‘Failures are finger posts on the road to
achievement’ – C.S. Lewis
I’m coming up to what might be my last
singing performance at school and I felt it was finally time to sing a song
that actually meant something to me. That’s why I chose ‘I Wish I Knew How It
Would Feel to be Free’ by Nina Simone. This song is my Desert Island disc every
time because it’s the song my parents played to me when I didn’t get to be
school officer in sixth form. When they first played it to me years before to
get me to sing it, it didn’t mean anything; I didn’t understand it and I didn’t
think it was any good. But suddenly, it meant something to me and I understood
what she was singing about. She may have been singing about black civil rights
in America, but the sentiment was the same: failure. It was failure to be
equal, failure to be noticed, failure to succeed at school, failure in whatever
you were attempting.
I
listen to this song whenever I fail at something I really wanted, which is more
often than I would like to admit. My parents have found me crying listening to
it on numerous occasions: when I didn’t get through to the next round of a
singing competition, when I got rejected by York University, after another shit
driving lesson.
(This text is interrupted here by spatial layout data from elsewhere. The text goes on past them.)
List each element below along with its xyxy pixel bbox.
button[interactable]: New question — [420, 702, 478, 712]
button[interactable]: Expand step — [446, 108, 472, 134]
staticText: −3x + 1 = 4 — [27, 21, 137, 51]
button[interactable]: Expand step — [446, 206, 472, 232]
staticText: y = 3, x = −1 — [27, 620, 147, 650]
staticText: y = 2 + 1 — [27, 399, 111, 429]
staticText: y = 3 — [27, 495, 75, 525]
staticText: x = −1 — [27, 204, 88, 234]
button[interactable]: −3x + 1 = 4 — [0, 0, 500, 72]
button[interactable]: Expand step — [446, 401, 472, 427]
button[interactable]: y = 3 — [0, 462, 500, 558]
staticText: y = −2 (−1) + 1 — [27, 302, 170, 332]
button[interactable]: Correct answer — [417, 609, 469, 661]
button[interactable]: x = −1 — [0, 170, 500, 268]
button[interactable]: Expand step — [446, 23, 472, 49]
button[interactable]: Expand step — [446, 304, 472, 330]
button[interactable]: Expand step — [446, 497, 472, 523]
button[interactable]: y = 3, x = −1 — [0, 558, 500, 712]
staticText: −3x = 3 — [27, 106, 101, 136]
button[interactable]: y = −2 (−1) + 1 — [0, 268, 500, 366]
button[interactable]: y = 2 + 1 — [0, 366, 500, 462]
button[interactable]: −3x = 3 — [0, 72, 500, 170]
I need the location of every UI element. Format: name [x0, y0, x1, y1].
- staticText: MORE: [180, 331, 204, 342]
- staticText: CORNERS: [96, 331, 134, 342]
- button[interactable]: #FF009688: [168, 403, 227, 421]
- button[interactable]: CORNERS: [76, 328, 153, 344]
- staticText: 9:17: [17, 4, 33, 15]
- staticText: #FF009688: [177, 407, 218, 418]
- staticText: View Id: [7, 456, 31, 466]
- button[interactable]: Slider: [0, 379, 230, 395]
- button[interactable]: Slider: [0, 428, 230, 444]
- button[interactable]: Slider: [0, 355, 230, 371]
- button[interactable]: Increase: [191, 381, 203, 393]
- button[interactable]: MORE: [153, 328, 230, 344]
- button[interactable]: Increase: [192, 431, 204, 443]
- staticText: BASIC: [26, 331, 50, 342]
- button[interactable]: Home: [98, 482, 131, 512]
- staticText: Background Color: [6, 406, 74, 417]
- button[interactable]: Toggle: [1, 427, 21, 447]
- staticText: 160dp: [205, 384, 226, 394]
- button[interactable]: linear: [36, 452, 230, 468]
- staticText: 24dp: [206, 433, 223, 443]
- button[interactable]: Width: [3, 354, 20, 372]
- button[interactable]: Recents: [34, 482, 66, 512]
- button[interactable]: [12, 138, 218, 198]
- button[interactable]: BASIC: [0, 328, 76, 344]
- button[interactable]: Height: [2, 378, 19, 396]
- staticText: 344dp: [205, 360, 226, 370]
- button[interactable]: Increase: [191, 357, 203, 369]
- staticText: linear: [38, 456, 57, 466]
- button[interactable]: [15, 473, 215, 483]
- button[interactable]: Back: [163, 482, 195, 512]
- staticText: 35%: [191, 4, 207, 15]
It doesn’t make it any less painful, it just makes me more
willing to get up and keep going. I’ve had these failures because I’ve
persisted in trying. If I ever stopped trying then I’d never get that moment of
success that I crave.
The
Baz Luhrmann song is one that I was also played before and just wanted my
parents to shut up and leave me alone because I was FINE. But like Nina’s
Simone’s song, it suddenly made sense when I needed it. I think with the ‘Sunscreen’
song you have to be ready, you have to NEED it. If you don’t need it or
understand it, you haven’t experienced failure or feeling inadequate. In this
way, I think that song is magical, because it doesn’t work if you aren’t ready.
But if you are ready, it will change your life.
So
overall, the message is about failure and the drive to get up and keep going.
Sometimes when you get messages about failure and you hear stories about Oprah
Winfrey or Thomas Edison, they don’t really translate because they’re not
relatable. My problems at 18 are not life or death, they’re not always career
driven either; they’re just little daily grinds that push me down. I put myself
out there constantly, and I don’t think I’ll ever stop doing that because one
day you’ll be rewarded for it as long as you KNOW that you’re doing the right
thing and you're going in the right direction.